政府は18日、新型コロナウイルスワクチンの5回目接種を9月から開始すると発表した。対象は60歳以上の高齢者と基礎疾患のある18歳以上で、使用するワクチンはオミクロン株に対応した改良型となる。
接種開始時期と対象者
厚生労働省によると、5回目接種は9月から順次開始される。対象となるのは、4回目接種から少なくとも5カ月が経過した60歳以上と、基礎疾患(慢性呼吸器疾患、慢性心疾患、慢性腎疾患、糖尿病、免疫抑制状態など)のある18歳以上の計約7000万人。
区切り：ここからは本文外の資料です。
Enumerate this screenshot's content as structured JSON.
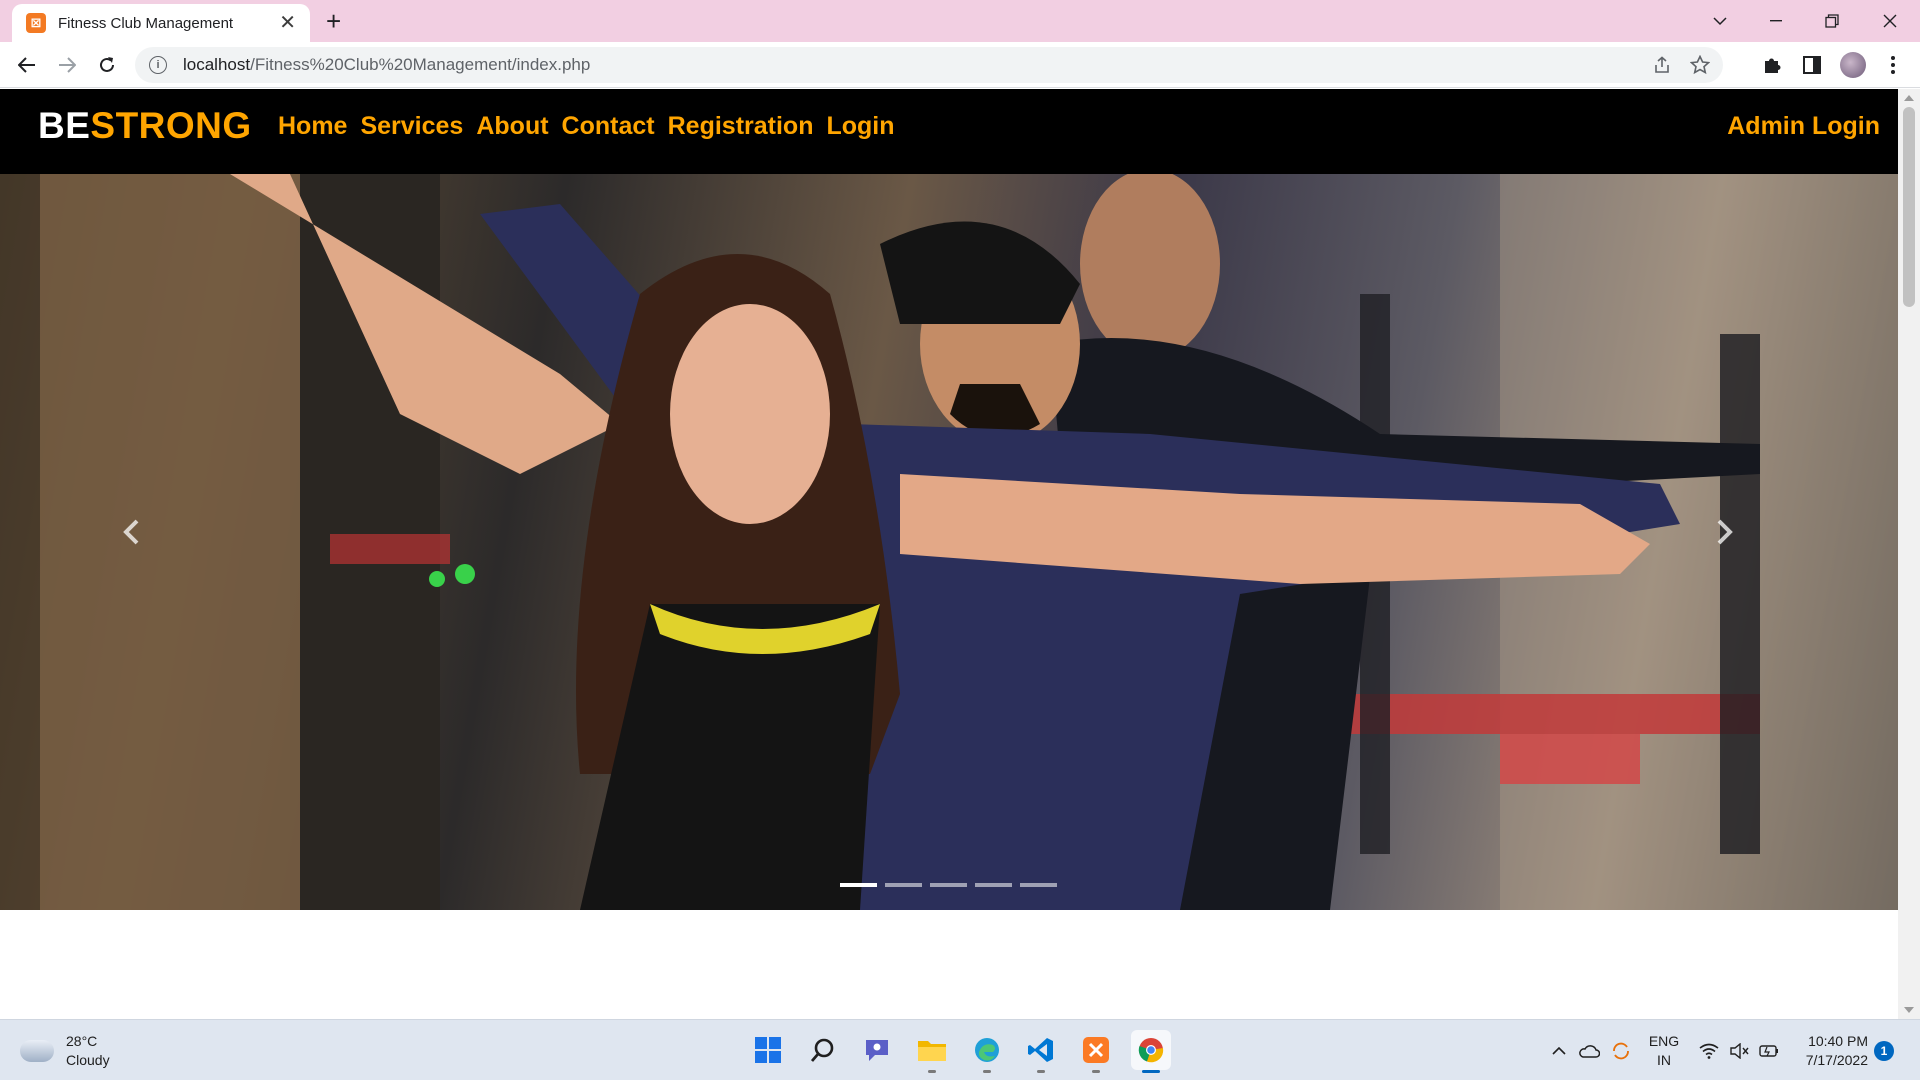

接種券は自治体から順次発送される。
使用するワクチン
今回の接種では、従来株とオミクロン株(BA.1系統)の両方に対応する二価ワクチンが使用される。ファイザー社とモデルナ社の2種類が承認されており、いずれもオミクロン株に対する中和抗体価が従来型ワクチンより高いことが確認されている。
政府の狙いと課題
政府は、秋以降の感染拡大に備え、高齢者や重症化リスクの高い人を中心に予防接種を促進する方針だ。岸田首相は「国民の命と健康を守るため、必要な対策をしっかりと進めていく」と述べた。一方で、接種率の低下が課題となっており、4回目接種の接種率は約30%にとどまっている。
医療現場の受け止め
日本医師会の担当者は「高齢者や基礎疾患のある方への5回目接種は重要だが、医療現場の負担も考慮する必要がある。自治体と連携し、円滑な接種体制を整えたい」とコメントしている。
今後の見通し
政府は、今後の感染状況や新たな変異株の出現に応じて、接種対象の拡大や追加接種の必要性を検討する方針。また、秋以降には全年齢を対象とした定期接種の導入も視野に入れている。